O ruído. Inicialmente era um som grave, uma coisa estranhíssima que se passava no meu cérebro. Tornei-me também muito sensível a qualquer ruído externo, tudo me provocava uma reverberação insuportável. Deixei de tocar o piano, de ouvir música e de compor; disse a alguns amigos que tudo tinha acabado. Nessa fase, os amigos dividiram-se entre os que ficaram ao meu lado e os que desapareceram. Há pessoas para quem o sofrimento dos outros é insuportável. E há outras que se mantêm perto de nós, que tentam ajudar e mostram empatia. Esses são os amigos verdadeiros, estou-lhes muito grato. 
 
R.E.: Voltemos ao piano, algo que sempre esteve presente na sua vida. 

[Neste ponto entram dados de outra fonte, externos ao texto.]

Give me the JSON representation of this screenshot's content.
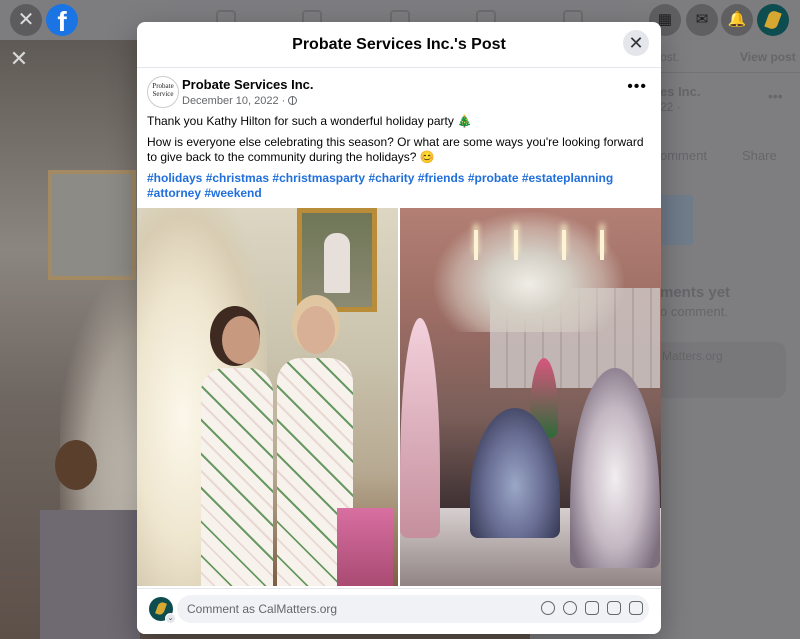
{
  "topbar": {
    "close_glyph": "✕",
    "logo": "f",
    "menu_icon": "menu-grid-icon",
    "messenger_icon": "messenger-icon",
    "notifications_icon": "bell-icon"
  },
  "background": {
    "close_glyph": "✕",
    "right_panel": {
      "line1": "ost.",
      "view_post": "View post",
      "page_name_fragment": "es Inc.",
      "date_fragment": "22 ·",
      "comment_fragment": "omment",
      "share": "Share",
      "no_comments": "ments yet",
      "to_comment": "o comment.",
      "commenter": "Matters.org"
    }
  },
  "modal": {
    "title": "Probate Services Inc.'s Post",
    "close_glyph": "✕",
    "post": {
      "avatar_text": "Probate Service",
      "page_name": "Probate Services Inc.",
      "date": "December 10, 2022 ·",
      "more_glyph": "•••",
      "line1": "Thank you Kathy Hilton for such a wonderful holiday party 🎄",
      "line2": "How is everyone else celebrating this season? Or what are some ways you're looking forward to give back to the community during the holidays? 😊",
      "hashtags": "#holidays #christmas #christmasparty #charity #friends #probate #estateplanning #attorney #weekend"
    },
    "comment": {
      "placeholder": "Comment as CalMatters.org",
      "badge_glyph": "⌄"
    }
  },
  "colors": {
    "facebook_blue": "#1b74e4",
    "hashtag_blue": "#216fdb",
    "overlay": "#7f7f82"
  }
}
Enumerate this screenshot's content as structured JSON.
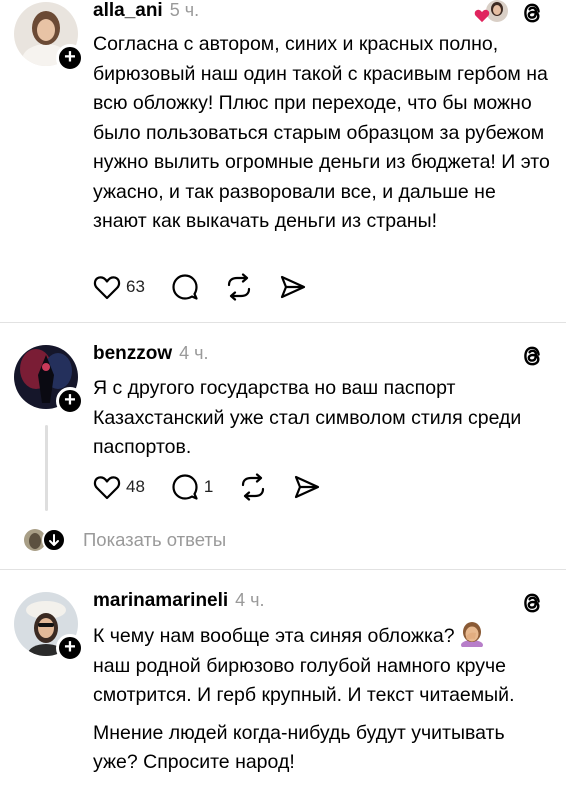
{
  "posts": [
    {
      "username": "alla_ani",
      "time": "5 ч.",
      "text": "Согласна с автором, синих и красных полно, бирюзовый наш один такой с красивым гербом на всю обложку! Плюс при переходе, что бы можно было пользоваться старым образцом за рубежом нужно вылить огромные деньги из бюджета! И это ужасно, и так разворовали все, и дальше не знают как выкачать деньги из страны!",
      "likes": "63"
    },
    {
      "username": "benzzow",
      "time": "4 ч.",
      "text": "Я с другого государства но ваш паспорт Казахстанский уже стал символом стиля среди паспортов.",
      "likes": "48",
      "replies": "1",
      "show_replies": "Показать ответы"
    },
    {
      "username": "marinamarineli",
      "time": "4 ч.",
      "text_line1": "К чему нам вообще эта синяя обложка?",
      "text_rest": "наш родной бирюзово голубой намного круче смотрится. И герб крупный. И текст читаемый.",
      "text_para2": "Мнение людей когда-нибудь будут учитывать уже? Спросите народ!"
    }
  ],
  "icons": {
    "follow": "plus-icon",
    "platform": "threads-icon",
    "like": "heart-icon",
    "reply": "comment-icon",
    "repost": "repost-icon",
    "share": "send-icon",
    "expand": "arrow-down-icon"
  },
  "colors": {
    "muted": "#9a9a9a",
    "divider": "#e2e2e2",
    "heart_red": "#e0245e"
  }
}
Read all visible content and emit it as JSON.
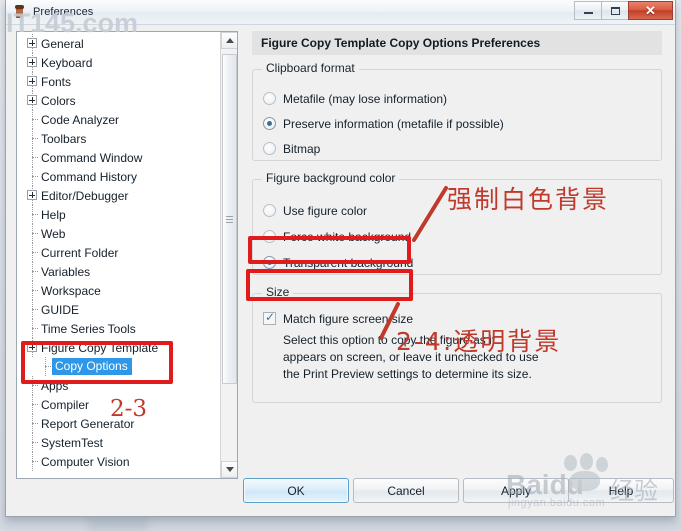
{
  "window": {
    "title": "Preferences",
    "icon": "matlab-icon",
    "controls": {
      "minimize": "minimize-icon",
      "maximize": "maximize-icon",
      "close": "✕"
    }
  },
  "tree": {
    "items": [
      {
        "label": "General",
        "expandable": true,
        "child": false,
        "selected": false
      },
      {
        "label": "Keyboard",
        "expandable": true,
        "child": false,
        "selected": false
      },
      {
        "label": "Fonts",
        "expandable": true,
        "child": false,
        "selected": false
      },
      {
        "label": "Colors",
        "expandable": true,
        "child": false,
        "selected": false
      },
      {
        "label": "Code Analyzer",
        "expandable": false,
        "child": false,
        "selected": false
      },
      {
        "label": "Toolbars",
        "expandable": false,
        "child": false,
        "selected": false
      },
      {
        "label": "Command Window",
        "expandable": false,
        "child": false,
        "selected": false
      },
      {
        "label": "Command History",
        "expandable": false,
        "child": false,
        "selected": false
      },
      {
        "label": "Editor/Debugger",
        "expandable": true,
        "child": false,
        "selected": false
      },
      {
        "label": "Help",
        "expandable": false,
        "child": false,
        "selected": false
      },
      {
        "label": "Web",
        "expandable": false,
        "child": false,
        "selected": false
      },
      {
        "label": "Current Folder",
        "expandable": false,
        "child": false,
        "selected": false
      },
      {
        "label": "Variables",
        "expandable": false,
        "child": false,
        "selected": false
      },
      {
        "label": "Workspace",
        "expandable": false,
        "child": false,
        "selected": false
      },
      {
        "label": "GUIDE",
        "expandable": false,
        "child": false,
        "selected": false
      },
      {
        "label": "Time Series Tools",
        "expandable": false,
        "child": false,
        "selected": false
      },
      {
        "label": "Figure Copy Template",
        "expandable": true,
        "child": false,
        "selected": false
      },
      {
        "label": "Copy Options",
        "expandable": false,
        "child": true,
        "selected": true
      },
      {
        "label": "Apps",
        "expandable": false,
        "child": false,
        "selected": false
      },
      {
        "label": "Compiler",
        "expandable": false,
        "child": false,
        "selected": false
      },
      {
        "label": "Report Generator",
        "expandable": false,
        "child": false,
        "selected": false
      },
      {
        "label": "SystemTest",
        "expandable": false,
        "child": false,
        "selected": false
      },
      {
        "label": "Computer Vision",
        "expandable": false,
        "child": false,
        "selected": false
      }
    ]
  },
  "pane": {
    "header": "Figure Copy Template Copy Options Preferences",
    "clipboard_format": {
      "legend": "Clipboard format",
      "options": [
        {
          "label": "Metafile (may lose information)",
          "checked": false
        },
        {
          "label": "Preserve information (metafile if possible)",
          "checked": true
        },
        {
          "label": "Bitmap",
          "checked": false
        }
      ]
    },
    "figure_background_color": {
      "legend": "Figure background color",
      "options": [
        {
          "label": "Use figure color",
          "checked": false
        },
        {
          "label": "Force white background",
          "checked": false
        },
        {
          "label": "Transparent background",
          "checked": true
        }
      ]
    },
    "size": {
      "legend": "Size",
      "checkbox": {
        "label": "Match figure screen size",
        "checked": true
      },
      "help_line1": "Select this option to copy the figure as it",
      "help_line2": "appears on screen, or leave it unchecked to use",
      "help_line3": "the Print Preview settings to determine its size."
    }
  },
  "buttons": {
    "ok": "OK",
    "cancel": "Cancel",
    "apply": "Apply",
    "help": "Help"
  },
  "annotations": {
    "color": "#e01b1b",
    "text_color": "#c0392b",
    "force_white_label": "强制白色背景",
    "transparent_label": "2-4:透明背景",
    "step_label": "2-3"
  },
  "watermarks": {
    "it145": "IT145.com",
    "baidu_main": "Baidu",
    "baidu_cn": "经验",
    "baidu_sub": "jingyan.baidu.com"
  }
}
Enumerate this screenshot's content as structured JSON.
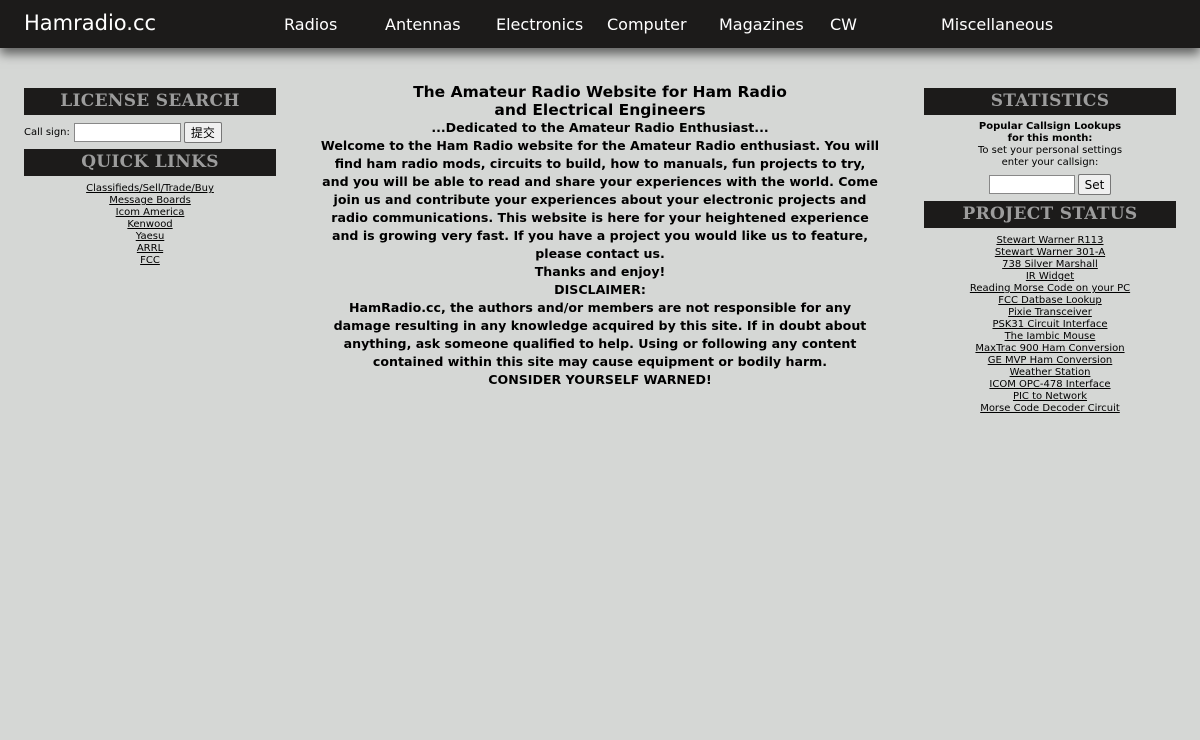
{
  "header": {
    "site_title": "Hamradio.cc",
    "nav": [
      "Radios",
      "Antennas",
      "Electronics",
      "Computer",
      "Magazines",
      "CW",
      "Miscellaneous"
    ]
  },
  "license_search": {
    "heading": "LICENSE SEARCH",
    "callsign_label": "Call sign:",
    "callsign_value": "",
    "submit_label": "提交"
  },
  "quick_links": {
    "heading": "QUICK LINKS",
    "items": [
      "Classifieds/Sell/Trade/Buy",
      "Message Boards",
      "Icom America",
      "Kenwood",
      "Yaesu",
      "ARRL",
      "FCC"
    ]
  },
  "main": {
    "title_line1": "The Amateur Radio Website for Ham Radio",
    "title_line2": "and Electrical Engineers",
    "tagline": "...Dedicated to the Amateur Radio Enthusiast...",
    "welcome": "Welcome to the Ham Radio website for the Amateur Radio enthusiast. You will find ham radio mods, circuits to build, how to manuals, fun projects to try, and you will be able to read and share your experiences with the world. Come join us and contribute your experiences about your electronic projects and radio communications. This website is here for your heightened experience and is growing very fast. If you have a project you would like us to feature, please contact us.",
    "thanks": "Thanks and enjoy!",
    "disclaimer_heading": "DISCLAIMER:",
    "disclaimer_text": "HamRadio.cc, the authors and/or members are not responsible for any damage resulting in any knowledge acquired by this site. If in doubt about anything, ask someone qualified to help. Using or following any content contained within this site may cause equipment or bodily harm.",
    "warning": "CONSIDER YOURSELF WARNED!"
  },
  "statistics": {
    "heading": "STATISTICS",
    "popular_line1": "Popular Callsign Lookups",
    "popular_line2": "for this month:",
    "settings_line1": "To set your personal settings",
    "settings_line2": "enter your callsign:",
    "callsign_value": "",
    "set_label": "Set"
  },
  "project_status": {
    "heading": "PROJECT STATUS",
    "items": [
      "Stewart Warner R113",
      "Stewart Warner 301-A",
      "738 Silver Marshall",
      "IR Widget",
      "Reading Morse Code on your PC",
      "FCC Datbase Lookup",
      "Pixie Transceiver",
      "PSK31 Circuit Interface",
      "The Iambic Mouse",
      "MaxTrac 900 Ham Conversion",
      "GE MVP Ham Conversion",
      "Weather Station",
      "ICOM OPC-478 Interface",
      "PIC to Network",
      "Morse Code Decoder Circuit"
    ]
  },
  "colors": {
    "page_bg": "#d5d7d5",
    "bar_bg": "#1c1b1a",
    "box_heading_text": "#9c9c9c"
  }
}
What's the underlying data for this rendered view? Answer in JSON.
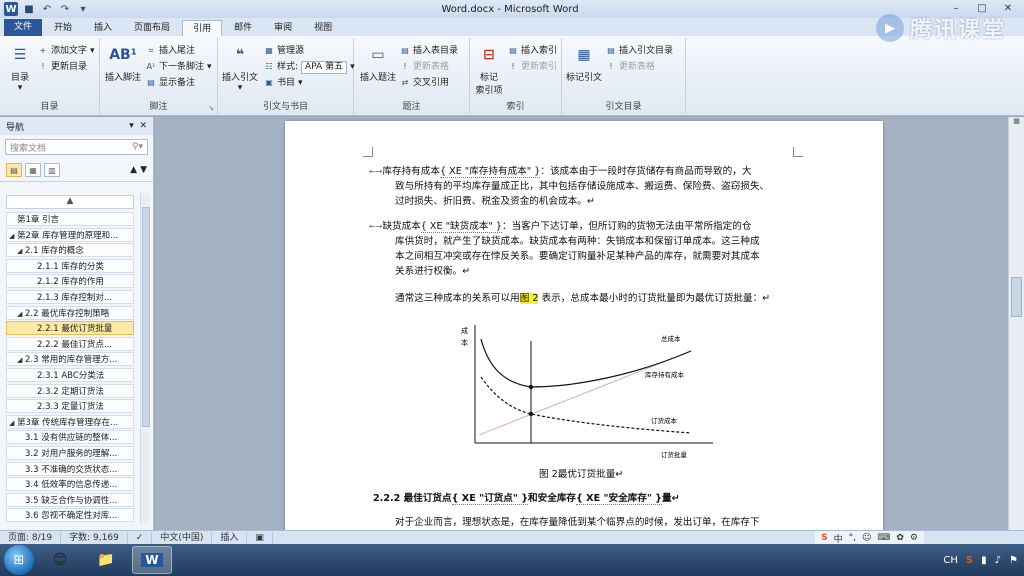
{
  "window": {
    "title": "Word.docx - Microsoft Word",
    "app_letter": "W"
  },
  "tabs": [
    "文件",
    "开始",
    "插入",
    "页面布局",
    "引用",
    "邮件",
    "审阅",
    "视图"
  ],
  "ribbon": {
    "toc": {
      "big": "目录",
      "add_text": "添加文字",
      "update_toc": "更新目录",
      "group": "目录"
    },
    "footnotes": {
      "big_label": "插入脚注",
      "big_icon": "AB¹",
      "insert_endnote": "插入尾注",
      "next_footnote": "下一条脚注",
      "show_notes": "显示备注",
      "group": "脚注"
    },
    "citations": {
      "big": "插入引文",
      "manage_sources": "管理源",
      "style_label": "样式:",
      "style_value": "APA 第五",
      "bibliography": "书目",
      "group": "引文与书目"
    },
    "captions": {
      "big": "插入题注",
      "insert_table_of_figures": "插入表目录",
      "update_table": "更新表格",
      "cross_reference": "交叉引用",
      "group": "题注"
    },
    "index": {
      "big_line1": "标记",
      "big_line2": "索引项",
      "insert_index": "插入索引",
      "update_index": "更新索引",
      "group": "索引"
    },
    "toa": {
      "big": "标记引文",
      "insert_toa": "插入引文目录",
      "update_table": "更新表格",
      "group": "引文目录"
    }
  },
  "watermark": "腾讯课堂",
  "nav": {
    "title": "导航",
    "search_placeholder": "搜索文档",
    "collapse_symbol": "▲",
    "headings": [
      {
        "text": "第1章 引言",
        "level": 1,
        "tri": ""
      },
      {
        "text": "第2章 库存管理的原理和...",
        "level": 1,
        "tri": "◢"
      },
      {
        "text": "2.1 库存的概念",
        "level": 2,
        "tri": "◢"
      },
      {
        "text": "2.1.1 库存的分类",
        "level": 3,
        "tri": ""
      },
      {
        "text": "2.1.2 库存的作用",
        "level": 3,
        "tri": ""
      },
      {
        "text": "2.1.3 库存控制对...",
        "level": 3,
        "tri": ""
      },
      {
        "text": "2.2 最优库存控制策略",
        "level": 2,
        "tri": "◢"
      },
      {
        "text": "2.2.1 最优订货批量",
        "level": 3,
        "tri": "",
        "selected": true
      },
      {
        "text": "2.2.2 最佳订货点...",
        "level": 3,
        "tri": ""
      },
      {
        "text": "2.3 常用的库存管理方...",
        "level": 2,
        "tri": "◢"
      },
      {
        "text": "2.3.1 ABC分类法",
        "level": 3,
        "tri": ""
      },
      {
        "text": "2.3.2 定期订货法",
        "level": 3,
        "tri": ""
      },
      {
        "text": "2.3.3 定量订货法",
        "level": 3,
        "tri": ""
      },
      {
        "text": "第3章 传统库存管理存在...",
        "level": 1,
        "tri": "◢"
      },
      {
        "text": "3.1 没有供应链的整体...",
        "level": 2,
        "tri": ""
      },
      {
        "text": "3.2 对用户服务的理解...",
        "level": 2,
        "tri": ""
      },
      {
        "text": "3.3 不准确的交货状态...",
        "level": 2,
        "tri": ""
      },
      {
        "text": "3.4 低效率的信息传递...",
        "level": 2,
        "tri": ""
      },
      {
        "text": "3.5 缺乏合作与协调性...",
        "level": 2,
        "tri": ""
      },
      {
        "text": "3.6 忽视不确定性对库...",
        "level": 2,
        "tri": ""
      }
    ]
  },
  "doc": {
    "p1_a": "库存持有成本",
    "p1_field": "{ XE \"库存持有成本\" }",
    "p1_b": "：该成本由于一段时存货储存有商品而导致的，大",
    "p1_l2": "致与所持有的平均库存量成正比，其中包括存储设施成本、搬运费、保险费、盗窃损失、",
    "p1_l3": "过时损失、折旧费、税金及资金的机会成本。↵",
    "p2_a": "缺货成本",
    "p2_field": "{ XE \"缺货成本\" }",
    "p2_b": "：当客户下达订单，但所订购的货物无法由平常所指定的仓",
    "p2_l2": "库供货时，就产生了缺货成本。缺货成本有两种：失销成本和保留订单成本。这三种成",
    "p2_l3": "本之间相互冲突或存在悖反关系。要确定订购量补足某种产品的库存，就需要对其成本",
    "p2_l4": "关系进行权衡。↵",
    "p3_a": "通常这三种成本的关系可以用",
    "p3_hl": "图 2",
    "p3_b": " 表示，总成本最小时的订货批量即为最优订货批量：↵",
    "caption": "图 2最优订货批量↵",
    "h222_a": "2.2.2 最佳订货点",
    "h222_f1": "{ XE \"订货点\" }",
    "h222_b": "和安全库存",
    "h222_f2": "{ XE \"安全库存\" }",
    "h222_c": "量↵",
    "p4": "对于企业而言，理想状态是，在库存量降低到某个临界点的时候，发出订单，在库存下",
    "bullet": "←→"
  },
  "chart_data": {
    "type": "line",
    "title": "",
    "ylabel": "成本",
    "xlabel": "订货批量",
    "series": [
      {
        "name": "总成本",
        "style": "solid",
        "shape": "U-curve with minimum at the vertical line"
      },
      {
        "name": "库存持有成本",
        "style": "solid-light",
        "shape": "increasing straight line"
      },
      {
        "name": "订货成本",
        "style": "dashed",
        "shape": "decreasing hyperbola"
      }
    ],
    "annotations": [
      "vertical line at optimal order quantity",
      "minimum points marked with dots"
    ]
  },
  "status": {
    "page": "页面: 8/19",
    "words": "字数: 9,169",
    "lang": "中文(中国)",
    "mode": "插入",
    "ime_lang": "中",
    "tray_lang": "CH"
  },
  "colors": {
    "file_tab": "#2b579a",
    "highlight": "#f9ef2a",
    "selected_heading": "#fde9a3"
  }
}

Não aguentava o som, ouvia-o amplificado e distorcido. Perturbava-me enormemente. Aos poucos, em finais de 2022, fui-me reaproximando. Chamei um afinador para tornar o piano mais suave com uma ‘super-surdina’. Funciona, mas por vezes algumas notas disparam agudos que me agridem e sou obrigado a parar... e passado pouco tempo tenho de voltar a chamá-lo. Uma vez, tinha ido a Lisboa assistir a um ensaio com a [violinista] Joana Cipriano. No regresso ao Porto dormi parte da viagem. Ao chegar a casa, toco um acorde e ouço uma coisa completamente desafinada. Chamo a Ana Mafalda [Castro, cravista e mulher de A.P.V.] para ouvir: seria que, em dois dias, o piano desafinara? 
 
R.E.: O que tinha acontecido? 
Era a doença a distorcer as notas. A partir de então, todos os dias de manhã tocava um acorde em dó sustenido menor — de uma peça de Beethoven que andava a estudar —, que me soava sempre desafinado. Num sábado reparo que isso só acontece na parte grave do teclado. No domingo toco aquele acorde... e já soa bem. Outra coisa complicada foi a ressonância desencadeada pela própria fala. Em 2019, um amigo veio visitar-me e tive de lhe pedir que saísse. Não aguentava a sua voz nem a minha. Isso foi de uma dureza incrível. Escrevi-lhe um SMS a dizer-lhe que estava devastado. Imagine, ter de dizer a um amigo para sair... Estava a ficar cheio de medo, a palavra é essa. Já tinha parado de dar aulas. 
 
R.E.: Medo de não poder mais compor? 
Ao ver-me sem poder tocar nem ouvir música, sem compor, pensei: “Acabou.” Mas não acabou. Não. Houve um pequeno recomeço, incipiente, com uma peça curta para violino que compus para uma exposição em Vila Nova de Cerveira. Chama-se “Angst” [“Medo”]. Sabe porquê? Porque era o tempo da pandemia e havia vários tipos de pavores misturados. Lembro-me de ir visitar o [crítico] Augusto Seabra e de ele me dizer: “A vida nunca mais vai ser a mesma.” Hoje dá a sensação de que houve um enlouquecimento global. Começaram guerras que ninguém esperava, terríveis e cada vez mais violentas, crises políticas em Portugal, a subida da extrema-direita no país, na Europa e no mundo. Toda essa disfunção começou ali. E pouca gente analisa isso. 
 
R.E.: Vê uma relação de causa-efeito entre a pandemia e todas estas situações? 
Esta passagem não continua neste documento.